Now that I've written this out, I realize that as usual, I've probably overestimated its simplicity in the view of the average home cook. I think of this as being a simple recipe, something you might throw together for friends on a whim. I guess that's why cooking school is not a bad place for me to be.

When I describe a recipe for a general audience, it takes a lot of words. (Soon, I plan to write a piece about why this is, including an idea I've been considering for a bit of a new kind of cookbook someday.) If I were to write this recipe for myself or another cook, it would be much shorter, something like this:

- Hard boil and peel 3 eggs.
- Prepare a mushroom duxelles using the mushrooms, shallot, and lemon.

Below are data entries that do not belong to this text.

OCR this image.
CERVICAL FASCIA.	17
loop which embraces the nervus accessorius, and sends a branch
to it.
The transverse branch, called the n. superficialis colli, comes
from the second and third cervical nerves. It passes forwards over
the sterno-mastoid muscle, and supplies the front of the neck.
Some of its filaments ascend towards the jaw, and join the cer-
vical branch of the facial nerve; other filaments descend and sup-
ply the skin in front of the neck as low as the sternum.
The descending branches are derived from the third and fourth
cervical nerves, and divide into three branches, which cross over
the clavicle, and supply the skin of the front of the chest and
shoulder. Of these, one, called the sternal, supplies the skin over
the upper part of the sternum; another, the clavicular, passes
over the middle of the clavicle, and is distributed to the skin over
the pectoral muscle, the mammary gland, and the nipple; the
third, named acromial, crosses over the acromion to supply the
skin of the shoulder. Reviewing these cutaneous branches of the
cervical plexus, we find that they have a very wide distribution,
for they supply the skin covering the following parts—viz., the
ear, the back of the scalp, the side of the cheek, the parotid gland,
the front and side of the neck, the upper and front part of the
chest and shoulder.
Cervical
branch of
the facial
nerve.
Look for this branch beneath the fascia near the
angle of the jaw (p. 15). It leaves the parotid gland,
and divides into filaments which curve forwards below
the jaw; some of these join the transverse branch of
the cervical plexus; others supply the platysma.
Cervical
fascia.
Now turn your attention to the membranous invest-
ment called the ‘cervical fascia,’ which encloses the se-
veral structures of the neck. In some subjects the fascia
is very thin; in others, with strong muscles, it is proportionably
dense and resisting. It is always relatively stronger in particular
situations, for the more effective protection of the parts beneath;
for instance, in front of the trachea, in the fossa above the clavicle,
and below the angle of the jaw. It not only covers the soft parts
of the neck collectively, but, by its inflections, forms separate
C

- Halve the eggs lengthwise, set the whites aside, grate or mash the yolks, and add them to the duxelles.
- Make a Béchamel. Add a bit of Béchamel to the duxelles and yolks. Stir half the cheese into the Béchamel, and strain.
- Temper the egg yolk, and stir it into the sauce. Season the sauce with cayenne pepper, nutmeg and salt.
- Stuff the eggs with the duxelles and yolks, top with the sauce and remaining cheese, bake to heat through and melt the cheese.